The failure of Project Merlin to lend to businesses shows coalition incompetence; the failure to provide affordable credit to our communities in such circumstances is inexcusable. Little wonder payday lenders now make £1m each week bleeding cash from consumers desperate to bridge the gap between a rocky jobs market and rising everyday expenses.
Such borrowing only compounds budgeting problems. Debt charity StepChange report 22% of payday loan clients have council tax arrears compared with 13% of all other clients, and 14% of them are behind on rent compared to 9% of all other clients. Such difficulties are music to the ears of companies for whom the more in debt a customer is the more profit they make.
Not every customer gets into financial difficulty, but enough find the price they pay for credit means they have to borrow again; 50% of profits in this industry come from refinancing, with those who take loans out repeatedly creating the largest return. One company makes 23% of its total profit from just 34,000 people who borrow every month, not able to cover their outgoings without such expensive finance. In turn, such loans devastate credit ratings, leaving users few other options to make ends meet.
Plans from the Financial Conduct Authority to limit rolling over of loans and lender access to bank accounts offer some progress. Yet until we deal with the cost of credit itself, there is little prospect of real change or protection for British consumers. Capping the total cost of credit, as they have in Japan and Canada, sets a ceiling on the amount charged, including interest rates, admin fees and late repayments. This allows borrowers to have certainty about debts they incur and firms have little incentive to keep pushing loans as they hit a limit on what they can squeeze out of a customer.
Lenders aggressively campaign against such measures knowing their profits, not customers, would take a hit. They threaten that caps would drive them out of business and push borrowers to illegal lenders – when evidence from other countries shows the reverse is true. Labour's commitment to capping in the face of such industry and government opposition reflects not just different priorities but different perspectives about in whose interests to act.

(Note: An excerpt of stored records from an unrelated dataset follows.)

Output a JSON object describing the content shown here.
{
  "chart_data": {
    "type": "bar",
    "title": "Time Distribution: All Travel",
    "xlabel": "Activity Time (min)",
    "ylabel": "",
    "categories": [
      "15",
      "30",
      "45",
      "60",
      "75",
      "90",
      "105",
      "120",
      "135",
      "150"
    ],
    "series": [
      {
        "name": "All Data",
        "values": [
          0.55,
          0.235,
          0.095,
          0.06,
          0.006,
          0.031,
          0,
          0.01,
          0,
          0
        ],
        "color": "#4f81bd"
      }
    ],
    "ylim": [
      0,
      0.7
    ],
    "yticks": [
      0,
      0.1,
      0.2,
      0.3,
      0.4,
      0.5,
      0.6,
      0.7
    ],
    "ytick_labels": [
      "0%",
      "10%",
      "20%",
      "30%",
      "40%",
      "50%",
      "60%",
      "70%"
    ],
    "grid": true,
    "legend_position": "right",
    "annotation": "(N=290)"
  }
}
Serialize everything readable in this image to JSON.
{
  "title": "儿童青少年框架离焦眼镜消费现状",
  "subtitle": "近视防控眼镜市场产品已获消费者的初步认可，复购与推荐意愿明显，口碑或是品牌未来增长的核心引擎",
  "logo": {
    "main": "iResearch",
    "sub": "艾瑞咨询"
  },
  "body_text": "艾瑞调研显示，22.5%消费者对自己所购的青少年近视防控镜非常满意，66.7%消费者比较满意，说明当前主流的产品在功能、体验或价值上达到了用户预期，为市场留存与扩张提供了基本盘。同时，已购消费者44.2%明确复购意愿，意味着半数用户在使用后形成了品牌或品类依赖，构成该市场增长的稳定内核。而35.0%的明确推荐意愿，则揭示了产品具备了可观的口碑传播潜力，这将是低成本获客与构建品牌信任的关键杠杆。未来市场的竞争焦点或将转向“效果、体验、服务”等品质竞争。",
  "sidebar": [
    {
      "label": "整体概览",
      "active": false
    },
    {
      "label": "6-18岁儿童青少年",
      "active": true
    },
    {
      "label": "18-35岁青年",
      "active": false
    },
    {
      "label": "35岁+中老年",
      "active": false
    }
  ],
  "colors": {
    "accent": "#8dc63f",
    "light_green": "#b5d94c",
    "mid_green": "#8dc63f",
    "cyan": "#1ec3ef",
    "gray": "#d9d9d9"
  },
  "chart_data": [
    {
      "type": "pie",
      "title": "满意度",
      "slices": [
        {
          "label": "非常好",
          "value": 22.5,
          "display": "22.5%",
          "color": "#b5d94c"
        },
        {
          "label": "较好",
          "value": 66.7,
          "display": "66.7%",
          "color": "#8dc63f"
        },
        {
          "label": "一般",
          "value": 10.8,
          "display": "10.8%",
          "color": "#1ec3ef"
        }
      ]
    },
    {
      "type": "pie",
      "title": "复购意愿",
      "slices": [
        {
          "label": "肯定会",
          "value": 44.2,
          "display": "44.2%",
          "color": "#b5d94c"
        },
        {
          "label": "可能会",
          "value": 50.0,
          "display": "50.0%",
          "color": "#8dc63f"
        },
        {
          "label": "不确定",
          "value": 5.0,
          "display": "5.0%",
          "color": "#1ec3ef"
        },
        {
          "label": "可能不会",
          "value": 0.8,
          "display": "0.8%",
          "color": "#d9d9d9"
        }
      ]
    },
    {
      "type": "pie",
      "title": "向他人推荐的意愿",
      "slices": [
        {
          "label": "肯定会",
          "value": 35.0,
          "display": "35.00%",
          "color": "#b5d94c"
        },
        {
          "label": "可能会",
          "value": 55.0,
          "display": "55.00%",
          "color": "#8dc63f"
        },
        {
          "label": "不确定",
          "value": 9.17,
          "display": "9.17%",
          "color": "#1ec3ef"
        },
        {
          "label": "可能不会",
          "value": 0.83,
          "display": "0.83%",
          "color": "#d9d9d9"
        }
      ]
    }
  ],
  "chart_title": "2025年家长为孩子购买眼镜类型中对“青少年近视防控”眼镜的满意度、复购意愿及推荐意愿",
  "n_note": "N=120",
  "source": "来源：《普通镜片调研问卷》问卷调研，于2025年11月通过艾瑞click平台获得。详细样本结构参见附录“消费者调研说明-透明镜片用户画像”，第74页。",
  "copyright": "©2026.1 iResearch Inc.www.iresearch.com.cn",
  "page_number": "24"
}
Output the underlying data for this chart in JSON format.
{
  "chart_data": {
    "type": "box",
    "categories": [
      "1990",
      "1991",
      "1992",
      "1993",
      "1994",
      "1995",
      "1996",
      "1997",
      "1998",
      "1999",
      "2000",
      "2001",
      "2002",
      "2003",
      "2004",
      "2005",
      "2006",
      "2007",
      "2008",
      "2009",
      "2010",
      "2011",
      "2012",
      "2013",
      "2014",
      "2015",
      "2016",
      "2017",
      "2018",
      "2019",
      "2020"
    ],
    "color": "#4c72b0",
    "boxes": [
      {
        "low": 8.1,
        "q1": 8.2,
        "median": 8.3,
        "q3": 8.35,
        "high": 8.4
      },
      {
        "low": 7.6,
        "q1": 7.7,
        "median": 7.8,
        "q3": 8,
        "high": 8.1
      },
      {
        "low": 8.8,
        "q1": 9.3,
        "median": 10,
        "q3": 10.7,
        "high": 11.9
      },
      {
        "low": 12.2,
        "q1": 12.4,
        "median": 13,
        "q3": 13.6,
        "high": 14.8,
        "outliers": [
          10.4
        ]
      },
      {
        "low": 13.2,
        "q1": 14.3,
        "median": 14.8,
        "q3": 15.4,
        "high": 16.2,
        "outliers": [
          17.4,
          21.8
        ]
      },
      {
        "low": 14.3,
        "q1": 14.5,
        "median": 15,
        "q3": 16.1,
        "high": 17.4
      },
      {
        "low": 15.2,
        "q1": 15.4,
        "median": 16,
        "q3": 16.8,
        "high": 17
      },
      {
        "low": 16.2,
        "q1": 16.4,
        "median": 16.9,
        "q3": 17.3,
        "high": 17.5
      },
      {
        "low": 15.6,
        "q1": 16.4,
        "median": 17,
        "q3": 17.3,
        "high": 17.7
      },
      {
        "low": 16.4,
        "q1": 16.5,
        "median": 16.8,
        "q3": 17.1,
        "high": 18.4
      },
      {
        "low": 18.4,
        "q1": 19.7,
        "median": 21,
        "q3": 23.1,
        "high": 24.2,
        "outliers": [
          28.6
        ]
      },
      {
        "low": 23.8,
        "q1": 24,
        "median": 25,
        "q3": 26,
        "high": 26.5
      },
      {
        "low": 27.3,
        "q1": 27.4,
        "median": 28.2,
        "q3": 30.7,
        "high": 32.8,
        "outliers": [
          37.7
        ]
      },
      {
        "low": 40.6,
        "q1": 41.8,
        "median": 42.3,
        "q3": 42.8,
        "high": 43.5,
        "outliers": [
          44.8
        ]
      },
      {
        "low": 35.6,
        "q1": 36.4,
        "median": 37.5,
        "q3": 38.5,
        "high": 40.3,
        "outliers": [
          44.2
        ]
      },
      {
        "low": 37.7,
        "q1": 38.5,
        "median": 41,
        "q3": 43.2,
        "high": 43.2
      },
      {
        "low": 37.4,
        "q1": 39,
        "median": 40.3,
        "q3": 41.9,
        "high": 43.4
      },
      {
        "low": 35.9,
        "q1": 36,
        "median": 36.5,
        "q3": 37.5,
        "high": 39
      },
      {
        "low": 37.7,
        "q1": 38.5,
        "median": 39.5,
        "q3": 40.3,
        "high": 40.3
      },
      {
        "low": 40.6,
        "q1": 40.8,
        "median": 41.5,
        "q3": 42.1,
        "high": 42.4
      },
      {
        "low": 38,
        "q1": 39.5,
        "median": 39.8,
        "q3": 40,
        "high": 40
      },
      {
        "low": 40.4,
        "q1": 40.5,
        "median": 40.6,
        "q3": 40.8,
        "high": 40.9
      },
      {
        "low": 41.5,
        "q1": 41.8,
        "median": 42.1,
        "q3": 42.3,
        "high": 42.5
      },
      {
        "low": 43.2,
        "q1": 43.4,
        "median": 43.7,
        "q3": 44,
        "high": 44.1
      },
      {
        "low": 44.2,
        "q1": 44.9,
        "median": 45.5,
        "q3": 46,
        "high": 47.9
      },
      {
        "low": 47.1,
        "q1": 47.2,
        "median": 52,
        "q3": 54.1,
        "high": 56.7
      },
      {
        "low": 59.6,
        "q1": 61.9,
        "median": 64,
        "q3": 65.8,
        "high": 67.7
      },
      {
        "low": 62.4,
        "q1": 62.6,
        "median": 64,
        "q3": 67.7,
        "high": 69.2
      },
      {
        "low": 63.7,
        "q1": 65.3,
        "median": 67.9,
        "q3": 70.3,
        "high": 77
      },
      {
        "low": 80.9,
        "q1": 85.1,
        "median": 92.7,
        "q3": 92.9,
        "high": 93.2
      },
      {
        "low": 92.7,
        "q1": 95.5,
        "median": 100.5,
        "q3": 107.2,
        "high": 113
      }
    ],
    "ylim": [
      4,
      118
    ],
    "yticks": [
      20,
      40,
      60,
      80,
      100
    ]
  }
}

Only this government would make a virtue of defending companies that most now agree are out of control. The Office of Fair Trading is so concerned it has referred the entire industry to the Competition Commission. Its report into payday lending details how consumers are repeatedly sold loans they cannot hope to clear. The Citizens Advice Bureau found 76% of payday loan customers would have a misconduct case to take to the Financial Ombudsman. Despite overwhelming evidence of the toxic nature of their business model, these companies are being allowed to continue trading as if the consumer detriment it causes is a matter for the borrower to navigate rather than of public interest to address. Wanting to get regulation right should not prevent us from acting to avoid what, if left unchecked, will no doubt become the next mis-selling debacle akin to PPI.
In its willingness to front out concern about the fate of its 5 million customers, the danger is that this industry – and this government – wins the argument. They portray financial regulation as anti-competitive, anti-personal responsibility and anti-British, conveniently overlooking the market failure their behaviour represents.
This fosters a pessimism that the best we can do is pick up the pieces of the lives ruined, homes lost and credit ratings destroyed by companies exploiting the desperation of a country living on tick. Supporting alternative credit is vital, but so, too, is securing an alternative credit market and collective consumer action.
The longer we wait to learn the lessons of other countries on the use of caps, real-time credit checking and credit unions, the more people these legal loan sharks will snare into a cycle of inescapable debt – and a future where that land of opportunity is all too far away.